Things the French Can Do That Israelis Cannot
On Friday night, French President Francois Hollande said, “To all those who have seen these awful things, I want to say we are going to lead a war which will be pitiless.”
An Israeli leader could never say that against Islamic terrorists. Such language would be used as evidence that Israel desires genocide. “Pitiless,” after all, implies that some innocent will be killed along with the terrorists.
One of the suicide bombers who carried out the Paris attacks was identified Saturday by a French parliament member as Ismael Omar Mostefai.
Police took into custody Saturday Mostefai’s father and brother and were searching their homes, a source close to the probe told AFP.
Isn’t that administrative detention, which we are told by human rights groups is a huge crime?
Isn’t that collective punishment, which we are told by human rights groups is a huge crime?
Oh, sorry. Those are only crimes when Israel does it to relatives of Arab terrorists. When it isn’t done by Israel, these moves are a strong signal to the terrorists that we are taking the threat seriously.
But when it comes to sheer hypocrisy on how to respond to terror, you must look past France to the New York Times‘ Roger Cohen:
The only adequate measure, after the killing of at least 129 people in Paris, is military, and the only objective commensurate with the ongoing threat is the crushing of ISIS and the elimination of its stronghold in Syria and Iraq.
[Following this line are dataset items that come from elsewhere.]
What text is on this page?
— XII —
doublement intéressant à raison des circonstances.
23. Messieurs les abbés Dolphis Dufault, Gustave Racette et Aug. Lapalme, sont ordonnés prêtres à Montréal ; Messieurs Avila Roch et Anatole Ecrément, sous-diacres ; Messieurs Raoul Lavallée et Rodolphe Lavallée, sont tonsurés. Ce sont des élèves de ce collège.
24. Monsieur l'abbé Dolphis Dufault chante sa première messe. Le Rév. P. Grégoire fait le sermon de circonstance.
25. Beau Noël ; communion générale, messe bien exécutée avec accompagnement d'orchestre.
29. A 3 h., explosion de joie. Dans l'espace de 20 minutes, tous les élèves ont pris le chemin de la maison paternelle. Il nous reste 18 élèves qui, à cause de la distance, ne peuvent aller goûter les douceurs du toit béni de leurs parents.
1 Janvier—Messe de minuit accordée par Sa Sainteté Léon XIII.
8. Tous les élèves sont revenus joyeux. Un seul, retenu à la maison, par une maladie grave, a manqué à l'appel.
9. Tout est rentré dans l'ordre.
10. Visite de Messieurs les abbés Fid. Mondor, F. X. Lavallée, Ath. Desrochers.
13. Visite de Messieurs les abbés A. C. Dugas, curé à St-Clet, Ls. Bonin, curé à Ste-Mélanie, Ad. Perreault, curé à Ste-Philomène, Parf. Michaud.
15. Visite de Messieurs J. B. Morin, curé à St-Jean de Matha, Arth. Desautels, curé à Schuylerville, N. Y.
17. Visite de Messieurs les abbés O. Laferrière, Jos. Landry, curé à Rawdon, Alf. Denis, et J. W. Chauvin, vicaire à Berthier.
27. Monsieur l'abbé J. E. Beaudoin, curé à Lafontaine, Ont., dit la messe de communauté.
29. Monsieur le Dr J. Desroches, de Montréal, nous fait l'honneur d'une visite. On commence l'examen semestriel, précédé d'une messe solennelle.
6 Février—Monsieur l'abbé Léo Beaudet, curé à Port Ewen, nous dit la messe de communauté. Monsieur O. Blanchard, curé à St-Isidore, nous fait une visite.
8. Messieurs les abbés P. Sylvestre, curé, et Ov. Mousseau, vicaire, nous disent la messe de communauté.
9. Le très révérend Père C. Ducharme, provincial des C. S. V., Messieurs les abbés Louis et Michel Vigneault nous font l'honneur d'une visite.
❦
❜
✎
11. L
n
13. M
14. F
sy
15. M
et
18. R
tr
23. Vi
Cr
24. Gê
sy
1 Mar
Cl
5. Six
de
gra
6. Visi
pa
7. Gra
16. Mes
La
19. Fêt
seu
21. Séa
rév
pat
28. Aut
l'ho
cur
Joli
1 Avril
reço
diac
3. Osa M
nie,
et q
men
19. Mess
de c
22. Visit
The barbaric terrorists exulting on social media at the blood they have spilled cannot be allowed any longer to control territory on which they are able to organize, finance, direct and plan their savagery.
Oh, so terrorists must not be allowed to control territory? Cohen sure doesn’t feel that way about Gaza! No, to Cohen, Hamas terrorists simply have a “competitive narrative of victimhood.”
Even though a major campaign to destroy ISIS’ control of land will kill many innocent civilians, to Roger Cohen, “the death of a single child to an Israeli bullet seems to betoken some failure in the longed-for Jewish state,” France and the US and NATO must not fret over the certainty that they will kill children in their righteous war against Islamic terror, but Israel cannot allow a single child to die in their fight against the same Muslim Brotherhood-inspired Islamic extremism or else its entire claim to legitimacy is shattered.
Cohen’s twisted thinking is revealed by this passage:
It was wrong to dismiss ISIS as a regional threat. Its threat is global. Enough is enough. A certain quality of evil cannot be allowed physical terrain on which to breed.
Really? Then where are his columns saying to destroy ISIS before Paris? Where was his outrage at Islamic terrorists who targeted Jews at the HyperCacher market? In Toulouse? In Burgas? In Mumbai?
It shows that to Cohen and those who think like him, merely targeting Jews isn’t enough of a threat to demand that terrorists be soundly defeated. Those victims were just Jews, whose murders can be dismissed as an extension of murdering Jews in Israel – Jews who to an extent deserve being killed because Palestinians have a narrative that sounds good to Cohen. Israel can’t fight back against those terrorists except in pinpoint attacks that cannot have any chance of killing the women and children that the terrorists are hiding behind.
But when Western French are slaughtered – now we must fight back. Those victims were innocent human beings! We must have a ground war! We must be pitiless!
Crushing ISIS in Syria and Iraq will not eliminate the jihadi terrorist threat. But the perfect cannot be the enemy of the good. Passivity is a recipe for certain failure. It is time, in the name of humanity, to act with conviction and power against the scourge of the Islamic State.
Except when the victims are just Jews and the perpetrators can be given a “narrative” of victimhood.